Eu nunca conseguiria pagar um aluguel fora daqui. Aluguel é muito caro, né, e nessa época que eu morava no fundo da sapataria eu ainda pagava uma taxa pro rapaz lá pra ajudar nos custos. Eu pagava em torno de R$ 250, R$ 280, aqui eu pago uma taxa pequenininha e graças a Deus eu moro bem.
Essa taxa é pra investir em melhorias pro próprio prédio. Fizemos rede de esgoto que não tinha, eletricidade que não tinha, um monte de coisa. Pras crianças tem aula de inglês, aula de português, tem a biblioteca que eles estudam.
Morar aqui mudou a minha vida totalmente.
Essas prisões são injustas, o pessoal está tentando reprimir uma coisa que é pro bem-estar da população. Eu nunca vi nada do que eles acusam acontecer aqui. Aqui é o oposto. A taxa que é cobrada aqui é igual qualquer condomínio, né. Você mora num condomínio você tem que pagar o custo que você mora, né. E aqui tem coisa pra ajudar a gente também. Quando tem os eventos aqui é uma coisa que me beneficia. Eu agradeço muito por isso porque posso vender minhas coisinhas aqui e conseguir uma renda.
ADRIANA MENEZES – ARTESÃ
Eu cheguei aqui junto com a minha tia porque a gente não estava conseguindo pagar aluguel e uma moça indicou esse lugar pra gente. Eu sou cadeirante e quando eu cheguei a ocupação não era nem um pouco acessível, eu vim aqui perguntar se tinha espaço e pediram pra eu voltar no dia seguinte. Quando eu voltei já tinha aquela rampinha ali de acesso pra eu entrar, antes mesmo de eu morar aqui. Com o valor da taxa aprovada em assembleia foi adaptado o banheiro para que eu pudesse entrar com a cadeira de rodas e fiquei num espaço maior pra poder me locomover melhor com a cadeira. Todo o espaço aqui foi adaptado para que eu possa ir e vir tranquilamente. Eu acho muito justa essa contribuição porque não tem como a gente ocupar um espaço que estava degradado e continuar morando do jeito que tava. A gente tem que mudar ele. Foi mudada a elétrica, a hidráulica e todo o resto. Está bem diferente de quando eu entrei aqui. Todas as decisões são feitas em assembleias. Os valores que a gente vai ter que gastar tem que ser aprovado e aí é tudo dividido com o todo mundo pra todo mundo saber detalhes de como vai ser gasto. A gente consegue ver as mudanças dia a dia.

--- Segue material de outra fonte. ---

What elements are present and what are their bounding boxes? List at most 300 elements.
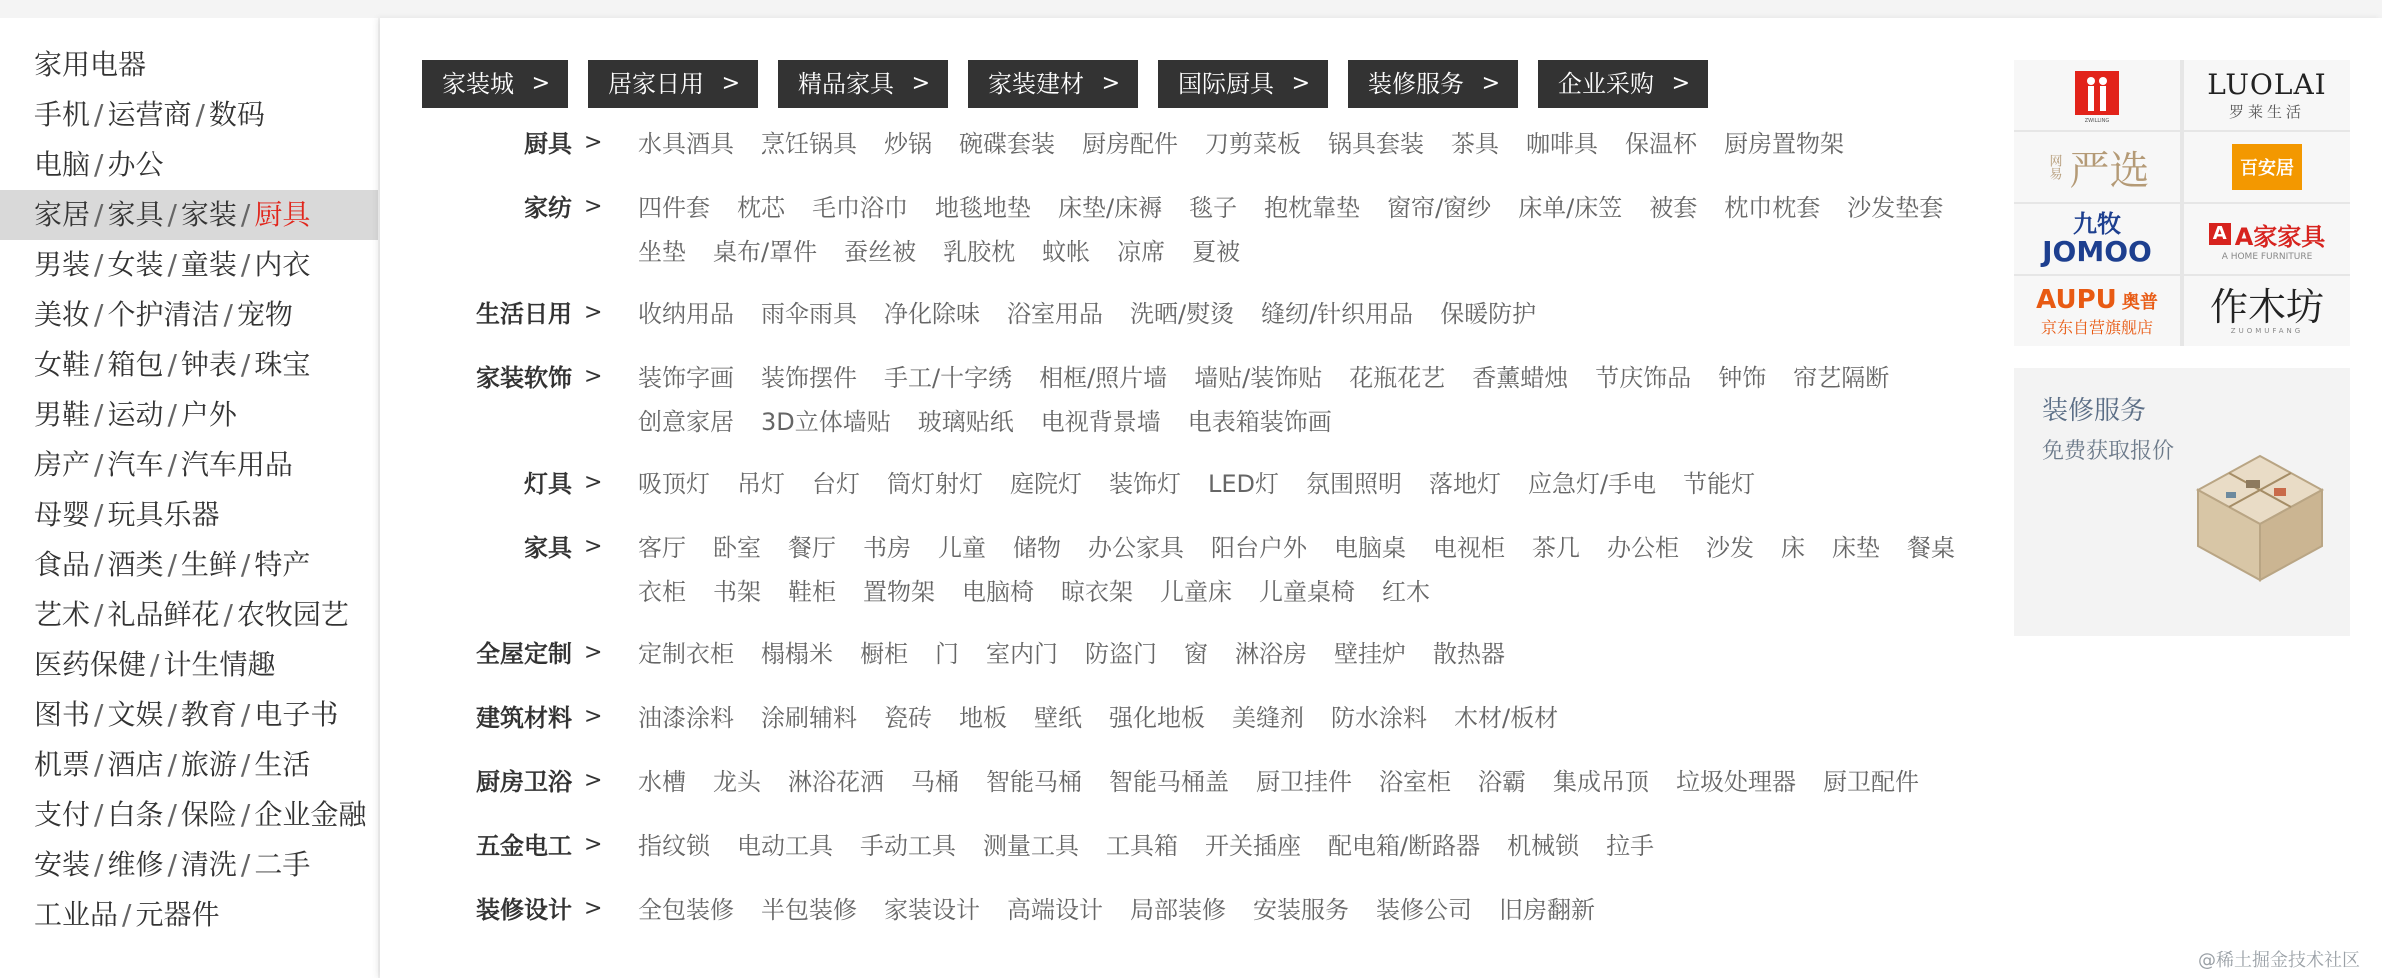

SHEILA SILVA SANTOS – DONA DE CASA E BOLEIRA
Eu vim de uma cidade chamada Barreirinhas que fica a três horas de São Luiz, no Maranhão, e quando eu cheguei aqui em São Paulo eu vim pra morar com a minha prima. Pra morar e trabalhar com ela. Eu vim com meu marido e ele estava sem emprego. Ela falou que ia me pagar R$ 800 por mês, mas eu morei com ela três meses e esses R$ 800 ficou pela moradia e contas –ela nunca chegou a me pagar. Aí, depois, meu marido arrumou um emprego e a gente alugou um quarto aqui na Luiz Barreto, na Bela Vista, a gente pagava R$ 850 de aluguel e meu marido ganhava R$ 940 de salário. A gente sobrevivia com o vale alimentação dele que era de R$ 240. Depois eu mudei pra Zona Leste, na Penha, eu fui morar numa casa que também era R$ 800 de aluguel então não mudou muita coisa. Era bem difícil –a gente passava aperto mesmo, nunca chegamos a passar fome porque Deus é maravilhoso, mas a gente passava aperto. Depois que nosso filho nasceu ficou mais difícil ainda, tinha dia que eu não tinha dinheiro pra comprar fralda porque eu tinha que pagar o aluguel, senão o dono da casa pedia pra gente se retirar.
A ocupação só me deu oportunidade, seja de me mostrar como boleira, pra mostrar o que eu aprendi a fazer na vida e conseguir oportunidades com isso. Os eventos que tem aqui dentro são uma oportunidade pra eu ganhar uma renda pra me ajudar no sustento da minha família. Hoje moro eu, meu marido e meus dois filhos.
Teve uma época, logo que eu e meu marido chegamos na ocupação que nós dois estávamos desempregados e a gente ficou sem pagar por alguns meses e nunca ninguém da administração chegou a me ligar ou pedir pra eu me retirar.
Aqui é tudo decidido por assembleia, qualquer coisa é colocada em votação. A taxa de contribuição que a gente paga é pras melhorias no prédio porque nós não recebemos ajuda de nenhum órgão, a gente que tem que se manter. Se a gente quer melhoria, se a gente quer viver num lugar melhor a gente que tem que fazer a reforma. Porque, de onde que a gente vai tirar dinheiro pra arrumar o prédio se a gente não tem ajuda? A gente, trabalhador de menor renda, tem de tirar do nosso salário que é bem pouco pra, em coletivo, melhorar o lugar que a gente mora.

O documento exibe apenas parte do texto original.